Not so fast. These headlines lack the word "directly," which changes the meaning entirely. HIV does cause AIDS, but it needs a little help from the immune system to do the job properly. This "job" is to make the infected cells "misbehave." Although the mechanism by which they do this has just been elucidated, in a sense HIV isn't acting all that much differently from the way that other viruses do. Although influenza can be a fatal disease, it is not the virus that actually does the killing but rather, it is the immune system of the host that does much of the dirty work.
In response to the flu virus, proteins called cytokines are released from the infected cells. The cytokines attack the virus, but in doing so, cause a massive inflammatory response in the body of the host. When this process goes awry, a condition called a cytokine storm can occur. This overreaction is responsible for direct deaths from the virus, often because it leads to a buildup of fluid in the lungs. Indirect deaths are usually due to secondary infections, such as pneumonia.

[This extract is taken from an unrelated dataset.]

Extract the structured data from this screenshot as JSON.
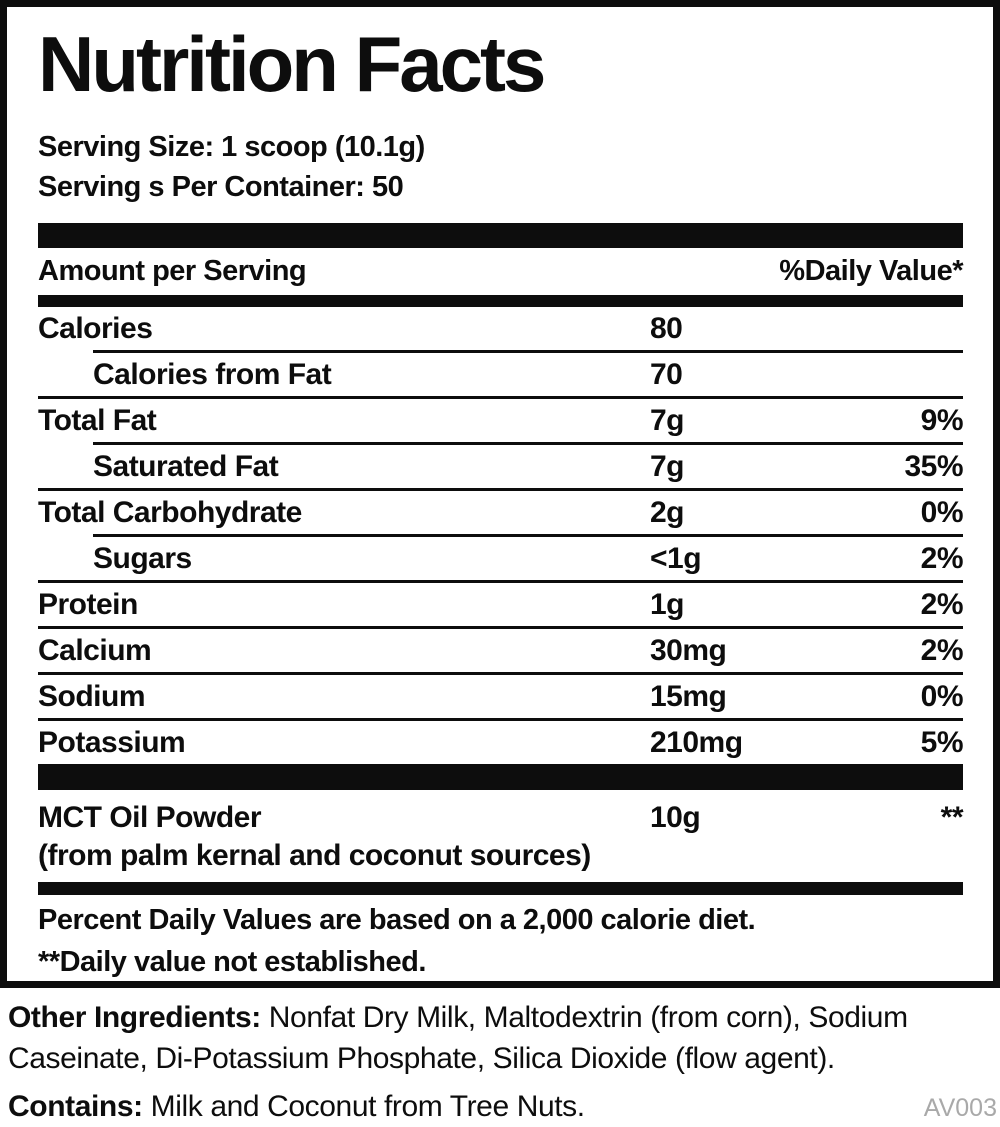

There is a similar, but different interaction between HIV and the immune system. As reported in the journal Cell Reports, the HIV particles alone do not play a direct role in destroying the immune system. Rather, they cause a particular component of the immune system called CD4 T cells to act up, and this is what spreads the infection from cell to cell. Once HIV enters these cells, it falls apart leaving its components in the infected cell. The viral DNA then triggers an inflammatory response, and the cell bursts open, which not only releases new viral particles, but inflammatory proteins, which propagate the infection.
There is nothing earth-shattering here. While a better understanding of the mechanism of may lead to new therapies, HIV still causes AIDS, just like it always has. It just does it a little differently than we originally thought.